Did a company called DMG Asset Management buy your foreclosed home? It bought Larry Faulks’ Diamond Heights home from Wells Fargo bank after the bank put it up for foreclosure auction via a practice called dual tracking, whereby a bank forecloses and auctions off a home whose loan it is supposedly in the process of modifying. Larry Faulks is a disabled elder whose heart lives in his home of more than 40 years in Diamond Heights. He became disabled after a failed surgery and attempted to negotiate a loan modification of his loan, a sky high 8.2%. After months of faxing mountains of documents, endless phone communication and counseling sessions with a HUD (Housing and Urban Development) certified service, his home was put up for auction and was purchased by DMG investor Gilbert Chung for the bargain price of $705,000. Gilbert Chung has been charged by the US Department of Justice for conspiracy to rig bids and commit mail fraud at public real estate foreclosure auctions in San Francisco and San Mateo counties beginning January 2010. Gilbert Chung—a faceless face whose name is a portrait of moral blight that is the shame of our city.

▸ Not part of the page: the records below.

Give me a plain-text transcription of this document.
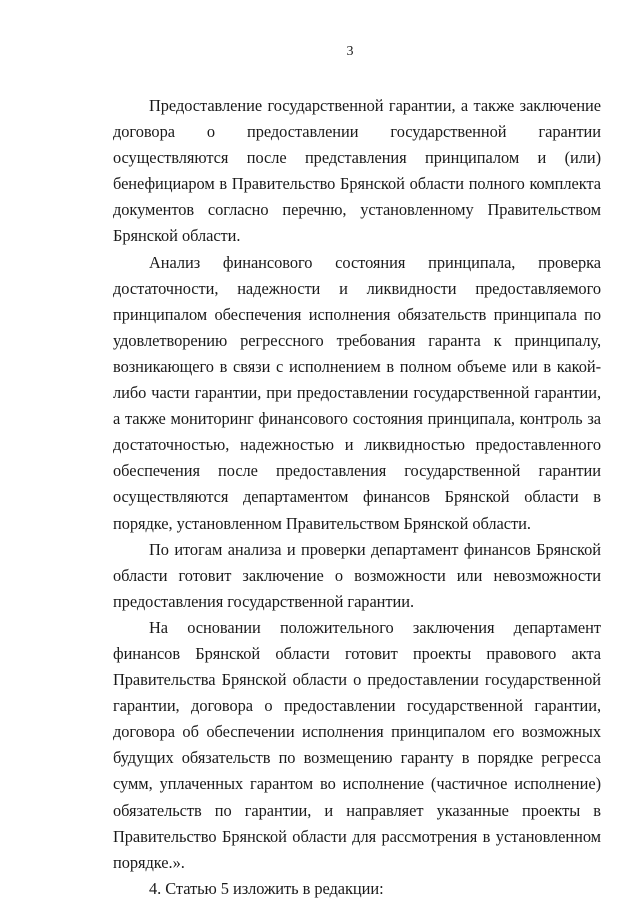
3

Предоставление государственной гарантии, а также заключение договора о предоставлении государственной гарантии осуществляются после представления принципалом и (или) бенефициаром в Правительство Брянской области полного комплекта документов согласно перечню, установленному Правительством Брянской области.

Анализ финансового состояния принципала, проверка достаточности, надежности и ликвидности предоставляемого принципалом обеспечения исполнения обязательств принципала по удовлетворению регрессного требования гаранта к принципалу, возникающего в связи с исполнением в полном объеме или в какой-либо части гарантии, при предоставлении государственной гарантии, а также мониторинг финансового состояния принципала, контроль за достаточностью, надежностью и ликвидностью предоставленного обеспечения после предоставления государственной гарантии осуществляются департаментом финансов Брянской области в порядке, установленном Правительством Брянской области.

По итогам анализа и проверки департамент финансов Брянской области готовит заключение о возможности или невозможности предоставления государственной гарантии.

На основании положительного заключения департамент финансов Брянской области готовит проекты правового акта Правительства Брянской области о предоставлении государственной гарантии, договора о предоставлении государственной гарантии, договора об обеспечении исполнения принципалом его возможных будущих обязательств по возмещению гаранту в порядке регресса сумм, уплаченных гарантом во исполнение (частичное исполнение) обязательств по гарантии, и направляет указанные проекты в Правительство Брянской области для рассмотрения в установленном порядке.».

4. Статью 5 изложить в редакции:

Larry Faulks matters. African-descended San Franciscan, foreclosure fighter, son and elder—he now lives in his van after a lifetime in the same house in Diamond Heights, a house that he and his father watched being built at a time when developers wouldn’t sell homes to black families. And that house still whispers Larry’s name, and the names of his siblings and his parents. The whispers turn to cries in the evening and rage with the rising sun. But it all comes down to numbers in this society and numbers have a way of forgetting, and its forgetfulness accrues with obliviousness, especially when it comes to San Francisco’s black community. How does one quantify the struggle to obtain that home? How does one put a value on the days that Larry sat in the car with his father watching their house rise from the ground? The words that were said in that car, the dreams that were said and unsaid in the wind, unfolding like a series of acts before their eyes in a play that was real like the dirt that provided the fertile landscape for the foundation that was laid in those moments. Those moments matter, those moments still live.
Larry’s parents made the move from the south and Midwest—his mother from St. Louis, his father from Hot Springs, Arkansas. His mother worked as an account clerk for Muni and the Water Department. After acquiring technical skills in the military, his father worked for KQED and later for KRON. When his father began his career, he was one of the few black television engineers in the entire United States. He spoke of his father who built the family television set from scratch in the late 50’s when the family lived in San Mateo. Maybe that was where Larry gleaned his computer and technical writing skills. “You had to be able to explain things clearly, without jargon,” says Larry when speaking of the work he immersed himself in before his disability. His failed surgery left him with bouts of serious pain—pain so bad that it still requires frequent trips to the Emergency Room. He could no longer do the job he loved and had become so adept at. Most importantly, he feels that both he and his father owe their technical careers to the Tuskegee Airmen, who proved that black people could master technology.
When his father turned on the set what did Larry see? Could he have foreseen what would happen to his house 40 years later, the house built by Joe Eichler, the only builder at the time that would sell to black families Would he have seen the banks, our good friends, like Wells Fargo, lose his paperwork repeatedly in his attempt to secure a loan modification? Or would the face on the screen have belonged to DMG investor Gilbert Chung, slowly fading into the TV snow of the American dream melting into nothing—equity stolen, justice gone.
Larry Faulks wants his house back and for others who have been hurt by DMG Asset Management to be aware of the charges handed down by the Department of Justice. Gilbert Chung’s guilty plea to the charges of auction rigging and mail fraud are serious charges that could lead to prison and of a million dollars. If you home was purchased at auction by DMG, please come forward. Your voices need to be heard.